Más de una docena de hombres formaban un semicírculo en el claro, gesticulando y riendo. Retrocedieron con expectación cuando aparecieron varios jinetes, reconociendo al rey.
Eduardo se apeó, caminó hacia ellos. Se detuvo abruptamente al ver el cuerpo despatarrado.
Los hombres se inquietaron, alarmados por su silencio. Uno más audaz que el resto se aproximó, sonrió.
– Ya no hará rey a nadie, majestad.
Eduardo se volvió hacia él y le abofeteó la cara, un golpe que no habría tenido importancia viniendo de otro hombre, pero viniendo de Eduardo lo tumbó de rodillas, le hizo escupir sangre.
Nadie se movió; nadie osó ayudar al camarada caído. Eduardo se arrodilló ante Warwick, volvió el cuerpo. Los saqueadores ya habían hecho su trabajo. Habían arrancado piezas de la armadura y le habían quitado ambos guanteletes; también le habían quitado los anillos enjoyados que usaba con tanto orgullo. Eduardo alzó la visera y jadeó. Aún no estaba enterado de cómo habían matado a Warwick, sujetándolo mientras le clavaban dagas en el cráneo. Ricardo estaba junto a él. Eduardo cerró la visera, cogió la muñeca de Ricardo.
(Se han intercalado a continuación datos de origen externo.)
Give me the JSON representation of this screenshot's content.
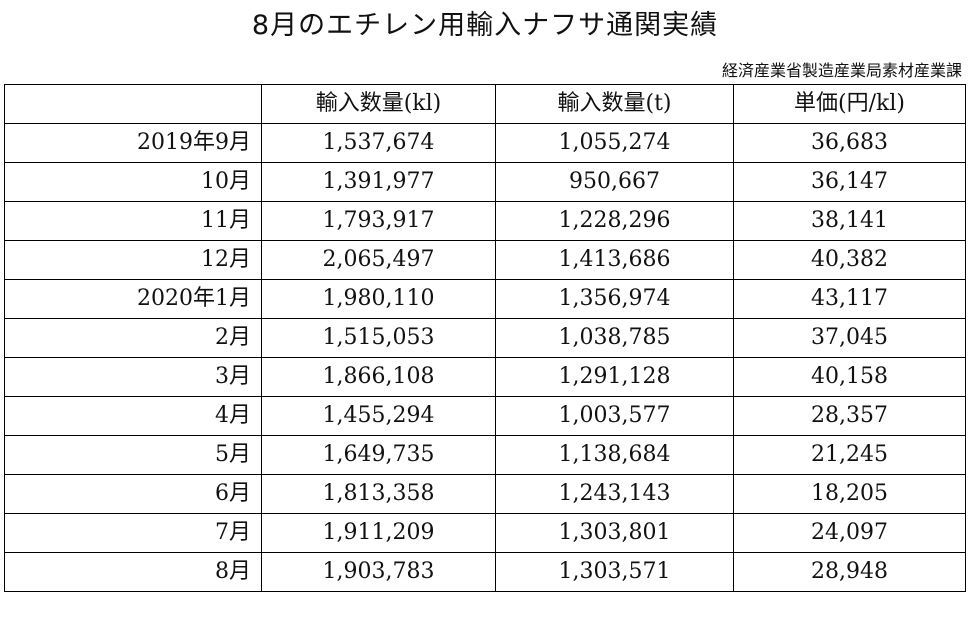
{
  "title": "8月のエチレン用輸入ナフサ通関実績",
  "source": "経済産業省製造産業局素材産業課",
  "table": {
    "headers": [
      "",
      "輸入数量(kl)",
      "輸入数量(t)",
      "単価(円/kl)"
    ],
    "rows": [
      {
        "period": "2019年9月",
        "volume_kl": "1,537,674",
        "volume_t": "1,055,274",
        "unit_price": "36,683"
      },
      {
        "period": "10月",
        "volume_kl": "1,391,977",
        "volume_t": "950,667",
        "unit_price": "36,147"
      },
      {
        "period": "11月",
        "volume_kl": "1,793,917",
        "volume_t": "1,228,296",
        "unit_price": "38,141"
      },
      {
        "period": "12月",
        "volume_kl": "2,065,497",
        "volume_t": "1,413,686",
        "unit_price": "40,382"
      },
      {
        "period": "2020年1月",
        "volume_kl": "1,980,110",
        "volume_t": "1,356,974",
        "unit_price": "43,117"
      },
      {
        "period": "2月",
        "volume_kl": "1,515,053",
        "volume_t": "1,038,785",
        "unit_price": "37,045"
      },
      {
        "period": "3月",
        "volume_kl": "1,866,108",
        "volume_t": "1,291,128",
        "unit_price": "40,158"
      },
      {
        "period": "4月",
        "volume_kl": "1,455,294",
        "volume_t": "1,003,577",
        "unit_price": "28,357"
      },
      {
        "period": "5月",
        "volume_kl": "1,649,735",
        "volume_t": "1,138,684",
        "unit_price": "21,245"
      },
      {
        "period": "6月",
        "volume_kl": "1,813,358",
        "volume_t": "1,243,143",
        "unit_price": "18,205"
      },
      {
        "period": "7月",
        "volume_kl": "1,911,209",
        "volume_t": "1,303,801",
        "unit_price": "24,097"
      },
      {
        "period": "8月",
        "volume_kl": "1,903,783",
        "volume_t": "1,303,571",
        "unit_price": "28,948"
      }
    ]
  }
}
– No querrás ver esto, Dickon.
Una mirada a la cara de Eduardo fue suficiente para Ricardo; aceptó sus palabras, asintió. Al cabo Eduardo se levantó, pero Ricardo se quedó donde estaba, mirando el cuerpo de su primo. Alzó la vista cuando oyó que su hermano desquitaba su furia con los asustados soldados.
– ¡Ordené que no le hicieran daño, mala peste os lleve!
Ellos tartamudearon negativas, juraron que no habían participado en la muerte de Warwick, que lo habían encontrado tal como estaba; había tratado de llegar a los caballos, perseguido por otros hombres; le habían visto entrar en el bosque y lo siguieron, pero estaba muerto antes de que ellos llegaran.
Otros jinetes se aproximaron, entre ellos Will Hastings y John Howard. Howard desmontó, se acercó a Ricardo.
– Una lástima -murmuró.
Ricardo asintió, guardó silencio. Se preguntaba si Howard sabría lo de su hijo. Abrió la boca, pero no logró articular las palabras. Se le debía notar en la cara, pues John Howard hizo algo totalmente inesperado, algo que no congeniaba con su carácter. Extendió los brazos para estrechar los hombros del muchacho.
De pronto hubo agitación en el claro, donde estaba Eduardo. Ricardo alzó la cabeza, miró a los alborotados hombres que gesticulaban. Supo lo que ocurría aun antes de ver la cara de su hermano.
No se movió, se quedó muy tieso. Ya no reparaba en Howard ni en los curiosos que se habían acercado a mirar el cuerpo del Hacerreyes. Tardó un instante en armarse de coraje para cruzar el claro, para oír que Ned le decía que Johnny también había muerto.
Estaban alejados de los demás. Eduardo miraba el suelo, la hierba pisoteada y arrancada que delataba la extrema violencia del final de Warwick. Al cabo de un rato se persignó, pero Ricardo supo que había dedicado esos minutos de silencio a Johnny, no a la plegaria.
– Tienes derecho a saberlo, Dickon -dijo al fin, con voz tomada de emoción-. Johnny usaba nuestros colores bajo su armadura. Salió a batallar con nosotros usando el azul y morado de York.
– Jesús se apiade de él -susurró Ricardo. Las lágrimas le llenaban los ojos, pero se adherían con firmeza a las pestañas, se negaban a caer. Se sentía como una piedra; ni siquiera por Johnny podía llorar.
Otros hombres se acercaban. Ricardo reconoció a Jorge y logró recobrar la compostura.
– Ned, no quiero que Jorge vea… -dijo con un hilo de voz, pero no pudo seguir. Eduardo asintió, miró mientras Ricardo interceptaba a Jorge para impedir que viera de cerca el cuerpo de su suegro.
Uno de los recién llegados se acercó a Eduardo.
– Vuestra Gracia ha obtenido una gran victoria en este día -dijo con una sonrisa.
Eduardo asintió.
En lo alto, el sol irrumpió a través de la niebla. Radiantes jirones azules se ensanchaban en el cielo y un fulgor suave alumbraba el claro. Aún no eran las diez de la mañana.